Sunday, March 6, 2011

Cult of the Dead



In close relation the myth making and the formation of national identity is the cult of the dead. Holydays are established across the year to commemorate the dead. Starting with the celebration of the Triumph of the Revolution on January 1st a sort of Revolutionary calendar is made of, Roman numbers included. Dates of cult of the dead are July 26th, the day of the assault to Moncada barracks in 1953 and particularly the torture and death of Abel Santamaria. Death of Commander Camilo Cienfuegos, occurred on October 28 of 1959. Death Antonio Benitez and Manuel Ascunce Domenech, heroes of the Alphabetization National Campaign, cowardly assassinated on January 5th and November 26th  of 1961 respectively. And many other death “efemerides”. These deaths have been given mystical rendition in songs and hymns such as the Hymn of Alphabetization and the Song of the Chosen One, thus becoming powerful conveyors of propaganda messages.
The cult of the dead reached absurd highs and perverse connotations with the discovery and relocation of the bones of Che Guevara. Che’s remains were brought from Bolivia and exposed inside a wooden urn at Plaza de la Revolucion.  Much talk has been shed about the authenticity of the bones, but whether authentic or not, million of Cubans parade before them at Plaza de la Revolucion during several days of the year1997, brought in by trucks and buses from work and school places
Year after year on the anniversary of the disappearance of Camilo Cienfuegos, who died on October 28 of 1959 during a flight from Camaguey to Havana, Cuban children around the country march by the coastline to throw flowers in the waters of seas and rivers. Not only children, adults do so too. I remember going from the classroom, together with other hundreds of schoolmates and teachers to join the procession to the waterfront of Havana –malecon- to throw flowers in the sea. And as an adult going from my workplace, each of us a flower in hand, walking across the city on the way to the malecon.
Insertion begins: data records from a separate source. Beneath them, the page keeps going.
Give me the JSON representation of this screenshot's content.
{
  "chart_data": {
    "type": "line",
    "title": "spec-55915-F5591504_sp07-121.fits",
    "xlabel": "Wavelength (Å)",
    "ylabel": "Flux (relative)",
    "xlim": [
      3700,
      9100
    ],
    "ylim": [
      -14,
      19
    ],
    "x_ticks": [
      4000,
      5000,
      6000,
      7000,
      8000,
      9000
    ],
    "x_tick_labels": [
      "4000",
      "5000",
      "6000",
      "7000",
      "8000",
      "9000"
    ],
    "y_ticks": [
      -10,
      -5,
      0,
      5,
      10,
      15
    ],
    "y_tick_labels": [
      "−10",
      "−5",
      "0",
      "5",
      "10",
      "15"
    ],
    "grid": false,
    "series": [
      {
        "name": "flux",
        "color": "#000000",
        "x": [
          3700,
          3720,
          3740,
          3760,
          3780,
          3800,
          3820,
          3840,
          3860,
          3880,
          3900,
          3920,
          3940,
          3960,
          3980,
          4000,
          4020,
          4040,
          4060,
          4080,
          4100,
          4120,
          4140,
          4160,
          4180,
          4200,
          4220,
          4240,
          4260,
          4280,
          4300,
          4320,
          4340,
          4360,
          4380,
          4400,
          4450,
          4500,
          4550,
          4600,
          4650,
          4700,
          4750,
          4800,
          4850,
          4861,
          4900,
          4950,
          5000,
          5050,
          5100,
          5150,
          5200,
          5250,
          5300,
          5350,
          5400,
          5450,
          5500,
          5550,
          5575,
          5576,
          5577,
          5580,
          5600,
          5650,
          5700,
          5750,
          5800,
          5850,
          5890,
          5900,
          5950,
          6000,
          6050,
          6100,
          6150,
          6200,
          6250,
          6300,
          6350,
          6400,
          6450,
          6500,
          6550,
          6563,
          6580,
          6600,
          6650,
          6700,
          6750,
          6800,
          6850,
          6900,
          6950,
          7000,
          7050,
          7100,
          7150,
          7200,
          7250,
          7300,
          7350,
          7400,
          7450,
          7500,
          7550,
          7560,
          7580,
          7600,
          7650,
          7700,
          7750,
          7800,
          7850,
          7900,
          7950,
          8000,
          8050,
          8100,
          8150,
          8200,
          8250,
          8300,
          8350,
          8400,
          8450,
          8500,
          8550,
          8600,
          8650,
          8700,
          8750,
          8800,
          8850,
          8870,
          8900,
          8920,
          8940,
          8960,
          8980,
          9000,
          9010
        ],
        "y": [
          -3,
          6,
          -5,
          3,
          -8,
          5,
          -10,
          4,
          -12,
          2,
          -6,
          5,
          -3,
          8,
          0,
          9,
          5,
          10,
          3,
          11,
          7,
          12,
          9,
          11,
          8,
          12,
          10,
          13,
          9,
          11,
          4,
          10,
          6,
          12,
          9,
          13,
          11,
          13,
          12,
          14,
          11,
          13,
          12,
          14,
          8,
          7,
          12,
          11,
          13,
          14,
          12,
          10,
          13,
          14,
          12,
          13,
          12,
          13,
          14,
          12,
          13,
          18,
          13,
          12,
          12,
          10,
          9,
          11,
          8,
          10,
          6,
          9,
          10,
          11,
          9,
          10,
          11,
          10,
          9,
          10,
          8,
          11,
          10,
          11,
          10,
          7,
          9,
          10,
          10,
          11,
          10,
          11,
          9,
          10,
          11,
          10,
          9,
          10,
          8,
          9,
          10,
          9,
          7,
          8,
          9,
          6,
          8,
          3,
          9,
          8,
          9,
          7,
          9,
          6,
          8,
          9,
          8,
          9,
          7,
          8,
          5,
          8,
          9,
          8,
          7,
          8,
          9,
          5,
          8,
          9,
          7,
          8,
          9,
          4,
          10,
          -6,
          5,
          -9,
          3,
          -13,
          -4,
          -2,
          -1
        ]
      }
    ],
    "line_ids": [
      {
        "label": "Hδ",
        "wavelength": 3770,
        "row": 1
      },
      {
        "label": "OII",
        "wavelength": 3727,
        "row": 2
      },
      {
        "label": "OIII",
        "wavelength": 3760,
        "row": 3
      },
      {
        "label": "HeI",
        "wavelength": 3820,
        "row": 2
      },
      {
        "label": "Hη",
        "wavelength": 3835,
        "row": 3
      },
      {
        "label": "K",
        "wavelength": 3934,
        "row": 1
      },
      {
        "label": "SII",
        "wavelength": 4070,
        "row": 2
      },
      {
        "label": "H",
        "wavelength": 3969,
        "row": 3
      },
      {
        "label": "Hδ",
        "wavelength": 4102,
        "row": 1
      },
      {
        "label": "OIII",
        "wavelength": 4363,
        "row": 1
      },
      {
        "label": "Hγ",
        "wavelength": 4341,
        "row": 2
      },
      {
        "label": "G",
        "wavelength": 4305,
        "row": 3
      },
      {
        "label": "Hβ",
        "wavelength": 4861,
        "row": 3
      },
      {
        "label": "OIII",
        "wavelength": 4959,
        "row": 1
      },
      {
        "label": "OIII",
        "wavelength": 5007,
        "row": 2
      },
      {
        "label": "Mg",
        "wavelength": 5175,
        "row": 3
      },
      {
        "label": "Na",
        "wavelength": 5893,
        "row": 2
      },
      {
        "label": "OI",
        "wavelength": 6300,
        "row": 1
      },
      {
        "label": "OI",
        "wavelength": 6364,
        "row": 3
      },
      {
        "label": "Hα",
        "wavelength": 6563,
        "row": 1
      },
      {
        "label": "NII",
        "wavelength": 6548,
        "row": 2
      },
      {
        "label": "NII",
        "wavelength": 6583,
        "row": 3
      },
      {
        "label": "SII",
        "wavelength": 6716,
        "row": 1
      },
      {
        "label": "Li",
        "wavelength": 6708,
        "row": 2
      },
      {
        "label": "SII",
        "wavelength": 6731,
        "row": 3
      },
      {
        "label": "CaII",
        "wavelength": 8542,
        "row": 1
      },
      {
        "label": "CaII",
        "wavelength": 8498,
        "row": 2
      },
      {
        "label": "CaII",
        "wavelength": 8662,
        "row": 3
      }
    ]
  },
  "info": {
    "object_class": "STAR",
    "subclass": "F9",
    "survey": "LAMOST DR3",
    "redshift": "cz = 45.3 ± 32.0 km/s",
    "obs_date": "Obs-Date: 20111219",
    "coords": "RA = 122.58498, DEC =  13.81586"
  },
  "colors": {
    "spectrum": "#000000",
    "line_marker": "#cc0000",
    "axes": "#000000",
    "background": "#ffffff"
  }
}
The cult of the dead cut across time and space. Across time a connection is established between past, present and future. The dead of the past enforces the moral obligation to endure a present that would give way to an imagined future for which the dead gave their lives. Not to sacrifice everything for that future would be tantamount to betrayal of the dead. To abandon the promise of socialism and communism would be the recognition that the martyrs and heroes have died in vain. The program of the Revolution and Marxist materialism thus needs to be fulfilled. No matter how many proofs the present can provide about the failure of the principles of Marxist economic politics and socialist doctrine, the future acquires religious status and the dead are it saints.
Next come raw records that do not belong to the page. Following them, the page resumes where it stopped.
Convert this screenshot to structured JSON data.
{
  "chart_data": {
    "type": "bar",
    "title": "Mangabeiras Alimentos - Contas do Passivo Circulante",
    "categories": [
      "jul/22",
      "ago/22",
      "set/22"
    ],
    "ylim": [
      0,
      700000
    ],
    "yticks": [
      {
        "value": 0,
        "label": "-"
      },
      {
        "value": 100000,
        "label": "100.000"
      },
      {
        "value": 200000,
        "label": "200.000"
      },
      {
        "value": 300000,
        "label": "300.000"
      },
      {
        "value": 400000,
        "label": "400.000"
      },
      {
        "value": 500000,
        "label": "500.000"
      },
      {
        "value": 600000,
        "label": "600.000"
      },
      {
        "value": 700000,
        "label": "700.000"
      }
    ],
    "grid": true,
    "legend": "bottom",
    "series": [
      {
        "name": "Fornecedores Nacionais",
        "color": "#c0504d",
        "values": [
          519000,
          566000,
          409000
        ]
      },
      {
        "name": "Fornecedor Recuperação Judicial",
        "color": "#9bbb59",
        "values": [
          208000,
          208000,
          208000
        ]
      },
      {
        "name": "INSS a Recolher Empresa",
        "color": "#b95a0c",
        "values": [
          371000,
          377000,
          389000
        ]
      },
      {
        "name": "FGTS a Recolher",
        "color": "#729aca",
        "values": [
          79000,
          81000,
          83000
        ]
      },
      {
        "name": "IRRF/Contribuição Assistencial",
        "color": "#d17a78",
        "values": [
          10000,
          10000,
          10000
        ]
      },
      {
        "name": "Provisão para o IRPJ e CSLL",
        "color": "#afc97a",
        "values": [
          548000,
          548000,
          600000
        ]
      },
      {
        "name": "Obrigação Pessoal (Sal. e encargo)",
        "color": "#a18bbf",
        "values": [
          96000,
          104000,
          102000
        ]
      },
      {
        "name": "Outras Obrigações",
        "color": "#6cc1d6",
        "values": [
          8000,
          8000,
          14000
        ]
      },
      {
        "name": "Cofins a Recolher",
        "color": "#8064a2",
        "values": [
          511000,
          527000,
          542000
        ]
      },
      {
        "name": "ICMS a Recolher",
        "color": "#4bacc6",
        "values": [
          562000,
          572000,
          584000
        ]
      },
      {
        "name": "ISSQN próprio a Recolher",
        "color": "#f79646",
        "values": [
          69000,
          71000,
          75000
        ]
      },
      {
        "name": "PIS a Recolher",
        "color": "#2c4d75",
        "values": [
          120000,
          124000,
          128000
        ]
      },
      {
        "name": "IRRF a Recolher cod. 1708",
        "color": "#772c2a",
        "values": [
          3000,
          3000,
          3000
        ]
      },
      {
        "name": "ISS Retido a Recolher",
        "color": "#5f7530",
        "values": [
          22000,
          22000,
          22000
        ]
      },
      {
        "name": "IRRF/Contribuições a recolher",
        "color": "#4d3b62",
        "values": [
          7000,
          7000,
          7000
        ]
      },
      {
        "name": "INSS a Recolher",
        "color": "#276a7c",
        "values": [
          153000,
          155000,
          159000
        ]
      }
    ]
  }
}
The blood shed in combat nurtures the soil and becomes the semen of a forged identity. Thousands of Cubans have died in Angola, Nicaragua, Venezuela, Congo, Bolivia, Ethiopia, the blood spread in those countries permits a claim to possession. A spiritual connection is established between the buried corpse and the minerals that covers and surrounds it, the plants that feed upon its remains and the animals that roam and eat these plants. Home and country is where you are buried, therefore Hugo Chavez doesn’t have any problems when he publicly recognizes that as of April 16 of 2010, out of a total of 35,000 Cuban doctors, nurses and teachers, 69 doctors have died in Venezuela. These deaths are compensated by deliverance of 100,000 barrels of oil and derivatives daily to Cuba, thus confirming the connection between blood and soil and the forging of identity by their mix.